Awesome

PaletteNet-Implementation

This project was built as a part of the RESCON event hosted by SRM Machine Intelligence Community, in which we were asked to implement a research paper. Our team Phoneix choose PaletteNet: Image Recolorization with Given Color Palette", by Junho Cho, Sangdoo Yun, Kyoungmu Lee and Jin Young Choi.

You can download the paper from here

Quick trial

https://colab.research.google.com/drive/1DqwgiGBmf14kGhsdCTcOl_FzvYilagoD#scrollTo=7JflO10d9TWZ

*  Go to the link and click connect on the top right.
*  Press the run button next to the first code block to run it. It will download the model files and weights.
*  You can run all the blocks using (CTRL + ENTER).	
*  Run all the blocks in a sequence. The last one will show you the re-colored image.

PaletteNet is a deep neural network, which recolors an image according to a given target color palette. This takes two inputs a source image to be re-colored and a target palette. Human experts with a commercial software take on average 18 minutes to recolor an image, while PaletteNet automatically recolors plausible results in less than a second.

How we implemented it?

We created our own dataset since this task requires both source image and corresponding palette.

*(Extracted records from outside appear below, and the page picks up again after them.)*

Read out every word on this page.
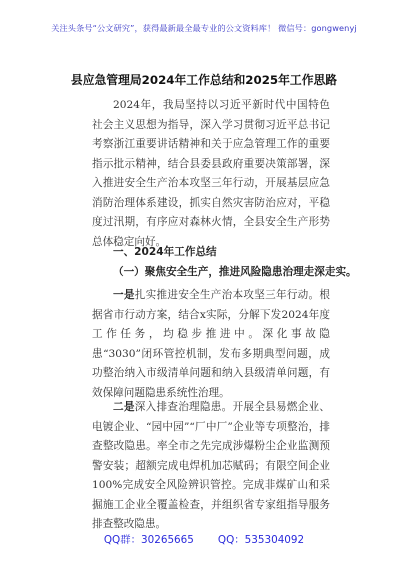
关注头条号“公文研究”，获得最新最全最专业的公文资料库！ 微信号：gongwenyj
县应急管理局2024年工作总结和2025年工作思路

2024年，我局坚持以习近平新时代中国特色社会主义思想为指导，深入学习贯彻习近平总书记考察浙江重要讲话精神和关于应急管理工作的重要指示批示精神，结合县委县政府重要决策部署，深入推进安全生产治本攻坚三年行动，开展基层应急消防治理体系建设，抓实自然灾害防治应对，平稳度过汛期，有序应对森林火情，全县安全生产形势总体稳定向好。

一、2024年工作总结

（一）聚焦安全生产，推进风险隐患治理走深走实。

一是扎实推进安全生产治本攻坚三年行动。根据省市行动方案，结合x实际，分解下发2024年度工作任务，均稳步推进中。深化事故隐患“3030”闭环管控机制，发布多期典型问题，成功整治纳入市级清单问题和纳入县级清单问题，有效保障问题隐患系统性治理。

二是深入排查治理隐患。开展全县易燃企业、电镀企业、“园中园”“厂中厂”企业等专项整治，排查整改隐患。率全市之先完成涉爆粉尘企业监测预警安装；超额完成电焊机加芯赋码；有限空间企业100%完成安全风险辨识管控。完成非煤矿山和采掘施工企业全覆盖检查，并组织省专家组指导服务排查整改隐患。

QQ群：30265665 QQ：535304092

We scrapped 1043 high-quality images from "https://www.design-seeds.com". This created a raw dataset of 1.1GB which was stored on AWS S3.

Pre-processing

Cropping-As the source image and palette are attached we first need to separate them and then resize the image to 384,286.
Hue-Shift-To train the model we created 20 variants of the image using the algorithm shown below.

RGB -> LAB and cache L 
RGB -> HSV --hue shift--> H*SV -> LAB
Final hue-shifted image: LA∗B∗

After the pre-processing the size of the dataset increased to 20540 images and it occupied 3.1 GB of space.

Model

=======

Our model is divided into three parts: Feature Encoder, Recoloring Decoder and Discrimantor.
Feature Encoder is made up of ResNet blocks which extracts the content feature to a tensor of size [512x25x16].
Recoloring Decoder takes the target palette and content features as the input and outputs the final recolored image.

Training:

There are two phases of training:

In the first phase, we train FE+RD using Euclidean loss
In the second phase, we use a discriminator to differentiate between original images( no hue-shift ) and generated images.
We are using the Adam optimizer with β1=0.5, lr=0.0002 and batch-size=12.

Testing:

We visually compare the generated and expected 'a' and 'b' components.

Problems we faced:

We were not provided with any sort of dataset.
The paper did not describe the data preparation pipeline, only the algorithm.
The training process was quite daunting because of two separate training loops and tools we had to make for visualization.